Crise d’identité, ce manque de confiance généralisé, forcément relié à Beyrouth, la capitale, que Roody sent s’exprimer au nom de tout le Liban. Un point faible qu’il perçoit d’une certaine manière comme source d’inspiration, de créativité. Lors de ses voyages à l’étranger, son point de repère reste relié à Beyrouth. Et il s’arrête devant tel ou tel détail qu’on ne trouve pas ici, telle ou telle lumière qui ne jaillit pas à Beyrouth, l’absence de telle ou telle chose par rapport à ce qu’on trouve chez nous… «A Beyrouth, rien ne semble logique». Et comme pour confirmer ses dires, il se demande pointant du doigt, pourquoi telle échoppe réserve une place de parking avec un bout de bois, pourquoi telle mobylette monte la ruelle en sens interdit…

Nayla Rached
 

Symmetricity sur la page Facebook

Une créativité aiguisée
Roody Kahlil réfute le label d’artiste, se définissant plutôt comme une personne créative.
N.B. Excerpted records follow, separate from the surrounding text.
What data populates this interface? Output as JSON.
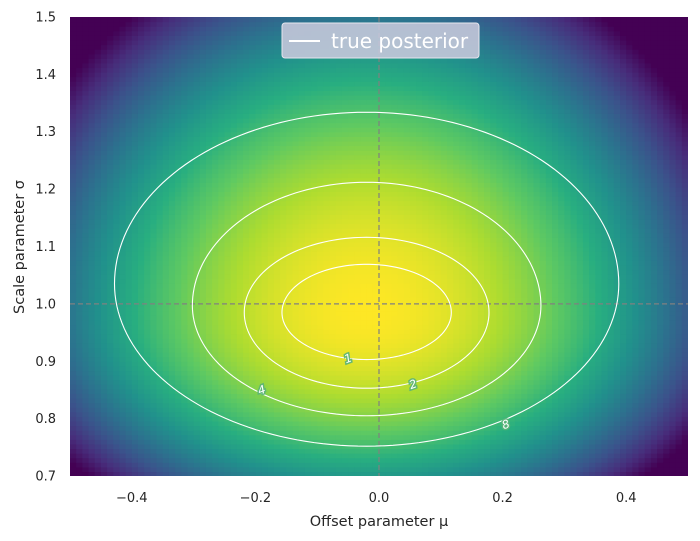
{
  "chart_data": {
    "type": "heatmap",
    "title": "",
    "xlabel": "Offset parameter μ",
    "ylabel": "Scale parameter σ",
    "xlim": [
      -0.5,
      0.5
    ],
    "ylim": [
      0.7,
      1.5
    ],
    "x_ticks": [
      "−0.4",
      "−0.2",
      "0.0",
      "0.2",
      "0.4"
    ],
    "x_tick_values": [
      -0.4,
      -0.2,
      0.0,
      0.2,
      0.4
    ],
    "y_ticks": [
      "0.7",
      "0.8",
      "0.9",
      "1.0",
      "1.1",
      "1.2",
      "1.3",
      "1.4",
      "1.5"
    ],
    "y_tick_values": [
      0.7,
      0.8,
      0.9,
      1.0,
      1.1,
      1.2,
      1.3,
      1.4,
      1.5
    ],
    "colormap": "viridis",
    "posterior_mode": {
      "mu": -0.02,
      "sigma": 0.985
    },
    "reference_lines": {
      "mu": 0.0,
      "sigma": 1.0,
      "style": "dashed",
      "color": "#808080"
    },
    "contours": [
      {
        "label": "1",
        "mu_center": -0.02,
        "sigma_center": 0.985,
        "mu_half_width": 0.137,
        "sigma_low": 0.903,
        "sigma_high": 1.069,
        "label_at": {
          "mu": -0.05,
          "sigma": 0.905
        }
      },
      {
        "label": "2",
        "mu_center": -0.02,
        "sigma_center": 0.985,
        "mu_half_width": 0.198,
        "sigma_low": 0.853,
        "sigma_high": 1.116,
        "label_at": {
          "mu": 0.055,
          "sigma": 0.86
        }
      },
      {
        "label": "4",
        "mu_center": -0.02,
        "sigma_center": 0.997,
        "mu_half_width": 0.282,
        "sigma_low": 0.805,
        "sigma_high": 1.212,
        "label_at": {
          "mu": -0.19,
          "sigma": 0.85
        }
      },
      {
        "label": "8",
        "mu_center": -0.02,
        "sigma_center": 1.035,
        "mu_half_width": 0.408,
        "sigma_low": 0.752,
        "sigma_high": 1.334,
        "label_at": {
          "mu": 0.205,
          "sigma": 0.79
        }
      }
    ],
    "contour_color": "#ffffff",
    "legend": {
      "entries": [
        "true posterior"
      ],
      "placement": "top-center",
      "line_color": "#ffffff"
    }
  }
}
Ayant participé à des projets de cinéma, de théâtre, de télévision, s’il affirme pouvoir un jour abandonner la photographie, c’est qu’il se voit voué à un autre projet. Le cinéma précisément qui est sa vraie passion. D’ailleurs, il a déjà réalisé deux courts métrages, dont l’un, intitulé Tanjara, a remporté quatre prix et a été classé deuxième dans le cadre du 48 Hour Project Competition. Mais le cinéma ne semble pas être pour bientôt, question de manque de temps. C’est que Roody travaille tout l’été au cœur des nuits beyrouthines pour pouvoir notamment se payer ses voyages. Et le travail de la nuit créé une certaine dualité de sa personnalité, une certaine contradiction entre son mode de vie et sa productivité. Une dualité qu’il arrive de plus en plus à maîtriser au fil du temps qui passe.